Canadian engineers and scientists contributed to make this incredible journey possible.

Frédéric Pelletier, a former Canadian Space Agency engineer now working at KinetX, is one of them. As the Deputy Navigation Team Chief for the mission, Frédéric works in collaboration with NASA to compare images of Pluto and its moons taken by the spacecraft's cameras and determine where the spacecraft is relative to its expected position. Using those calculations, Frédéric and his team performed the necessary trajectory-correction maneuvers to make sure New Horizons reached the dwarf planet and beamed back never seen before images of one of the most distant "planet" in our solar system.

During its approach towards Pluto, New Horizons had to be careful to avoid collision hazards, including any previously unseen rings, small moons, rocky dust or icy space debris. To avoid these hazards, space mission managers relied on a high-precision position reference system provided by the Canada-France-Hawaii Telescope (CFHT) and its MegaPrime camera.
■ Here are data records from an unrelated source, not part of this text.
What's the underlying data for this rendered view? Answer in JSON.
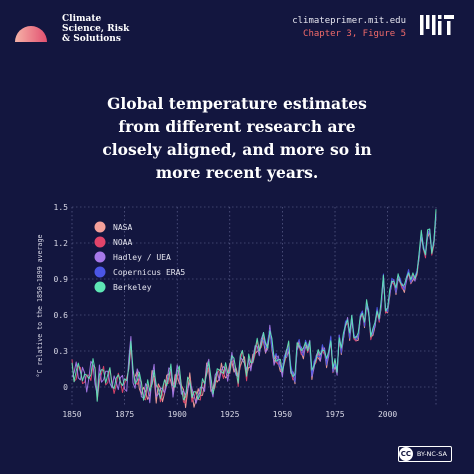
{
  "header": {
    "brand_lines": [
      "Climate",
      "Science, Risk",
      "& Solutions"
    ],
    "site_url": "climateprimer.mit.edu",
    "figure_label": "Chapter 3, Figure 5",
    "license_icon": "CC",
    "license": "BY-NC-SA"
  },
  "headline_lines": [
    "Global temperature estimates",
    "from different research are",
    "closely aligned, and more so in",
    "more recent years."
  ],
  "colors": {
    "background": "#13163f",
    "grid": "#6b6f9c",
    "accent": "#f06a6a"
  },
  "chart_data": {
    "type": "line",
    "title": "",
    "xlabel": "",
    "ylabel": "°C relative to the 1850-1899 average",
    "xlim": [
      1850,
      2023
    ],
    "ylim": [
      -0.15,
      1.5
    ],
    "xticks": [
      1850,
      1875,
      1900,
      1925,
      1950,
      1975,
      2000
    ],
    "yticks": [
      0,
      0.3,
      0.6,
      0.9,
      1.2,
      1.5
    ],
    "ytick_labels": [
      "0",
      "0.3",
      "0.6",
      "0.9",
      "1.2",
      "1.5"
    ],
    "grid": true,
    "legend_position": "top-left",
    "series": [
      {
        "name": "NASA",
        "color": "#f4a09a",
        "start_year": 1880
      },
      {
        "name": "NOAA",
        "color": "#e2446a",
        "start_year": 1850
      },
      {
        "name": "Hadley / UEA",
        "color": "#a779e9",
        "start_year": 1850
      },
      {
        "name": "Copernicus ERA5",
        "color": "#4b56e6",
        "start_year": 1940
      },
      {
        "name": "Berkeley",
        "color": "#5ee6b5",
        "start_year": 1850
      }
    ],
    "years": [
      1850,
      1851,
      1852,
      1853,
      1854,
      1855,
      1856,
      1857,
      1858,
      1859,
      1860,
      1861,
      1862,
      1863,
      1864,
      1865,
      1866,
      1867,
      1868,
      1869,
      1870,
      1871,
      1872,
      1873,
      1874,
      1875,
      1876,
      1877,
      1878,
      1879,
      1880,
      1881,
      1882,
      1883,
      1884,
      1885,
      1886,
      1887,
      1888,
      1889,
      1890,
      1891,
      1892,
      1893,
      1894,
      1895,
      1896,
      1897,
      1898,
      1899,
      1900,
      1901,
      1902,
      1903,
      1904,
      1905,
      1906,
      1907,
      1908,
      1909,
      1910,
      1911,
      1912,
      1913,
      1914,
      1915,
      1916,
      1917,
      1918,
      1919,
      1920,
      1921,
      1922,
      1923,
      1924,
      1925,
      1926,
      1927,
      1928,
      1929,
      1930,
      1931,
      1932,
      1933,
      1934,
      1935,
      1936,
      1937,
      1938,
      1939,
      1940,
      1941,
      1942,
      1943,
      1944,
      1945,
      1946,
      1947,
      1948,
      1949,
      1950,
      1951,
      1952,
      1953,
      1954,
      1955,
      1956,
      1957,
      1958,
      1959,
      1960,
      1961,
      1962,
      1963,
      1964,
      1965,
      1966,
      1967,
      1968,
      1969,
      1970,
      1971,
      1972,
      1973,
      1974,
      1975,
      1976,
      1977,
      1978,
      1979,
      1980,
      1981,
      1982,
      1983,
      1984,
      1985,
      1986,
      1987,
      1988,
      1989,
      1990,
      1991,
      1992,
      1993,
      1994,
      1995,
      1996,
      1997,
      1998,
      1999,
      2000,
      2001,
      2002,
      2003,
      2004,
      2005,
      2006,
      2007,
      2008,
      2009,
      2010,
      2011,
      2012,
      2013,
      2014,
      2015,
      2016,
      2017,
      2018,
      2019,
      2020,
      2021,
      2022,
      2023
    ],
    "values": [
      0.17,
      0.12,
      0.12,
      0.1,
      0.14,
      0.12,
      0.05,
      0.02,
      0.12,
      0.14,
      0.15,
      0.1,
      -0.05,
      0.1,
      0.05,
      0.14,
      0.1,
      0.06,
      0.08,
      0.05,
      0.03,
      0.0,
      0.05,
      0.1,
      0.02,
      -0.02,
      0.04,
      0.22,
      0.35,
      0.07,
      0.05,
      0.1,
      0.06,
      -0.02,
      -0.06,
      -0.04,
      -0.02,
      -0.06,
      0.08,
      0.12,
      -0.06,
      0.0,
      -0.05,
      -0.06,
      0.0,
      0.05,
      0.1,
      0.12,
      -0.02,
      0.05,
      0.12,
      0.1,
      0.0,
      -0.06,
      -0.12,
      0.02,
      0.08,
      -0.06,
      -0.1,
      -0.08,
      -0.06,
      -0.06,
      0.0,
      0.02,
      0.16,
      0.18,
      0.02,
      -0.04,
      0.06,
      0.1,
      0.1,
      0.16,
      0.12,
      0.14,
      0.1,
      0.16,
      0.24,
      0.18,
      0.14,
      0.06,
      0.22,
      0.26,
      0.22,
      0.1,
      0.22,
      0.18,
      0.24,
      0.3,
      0.35,
      0.3,
      0.38,
      0.42,
      0.32,
      0.34,
      0.48,
      0.36,
      0.22,
      0.24,
      0.22,
      0.18,
      0.12,
      0.24,
      0.28,
      0.34,
      0.14,
      0.1,
      0.07,
      0.34,
      0.36,
      0.3,
      0.28,
      0.36,
      0.32,
      0.36,
      0.1,
      0.18,
      0.24,
      0.28,
      0.24,
      0.32,
      0.3,
      0.2,
      0.28,
      0.4,
      0.14,
      0.2,
      0.12,
      0.42,
      0.3,
      0.42,
      0.52,
      0.56,
      0.42,
      0.58,
      0.42,
      0.4,
      0.42,
      0.58,
      0.62,
      0.52,
      0.7,
      0.62,
      0.42,
      0.46,
      0.52,
      0.64,
      0.56,
      0.7,
      0.92,
      0.64,
      0.64,
      0.78,
      0.88,
      0.88,
      0.8,
      0.92,
      0.88,
      0.84,
      0.82,
      0.9,
      0.96,
      0.88,
      0.92,
      0.9,
      0.96,
      1.1,
      1.28,
      1.16,
      1.1,
      1.28,
      1.3,
      1.12,
      1.2,
      1.45
    ]
  }
}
Using calibration methods pioneered at the Canadian Astronomy Data Centre (CADC) and a system developed by National Research Council of Canada's (NRC) Stephen Gwyn, the MegaPrime camera was calibrated more accurately than any other wide-field imaging camera currently in operation.

Congratulations to the enlarged New Horizons team for this historic accomplishment!

Note * With material from KinetX and the National Research Council of Canada.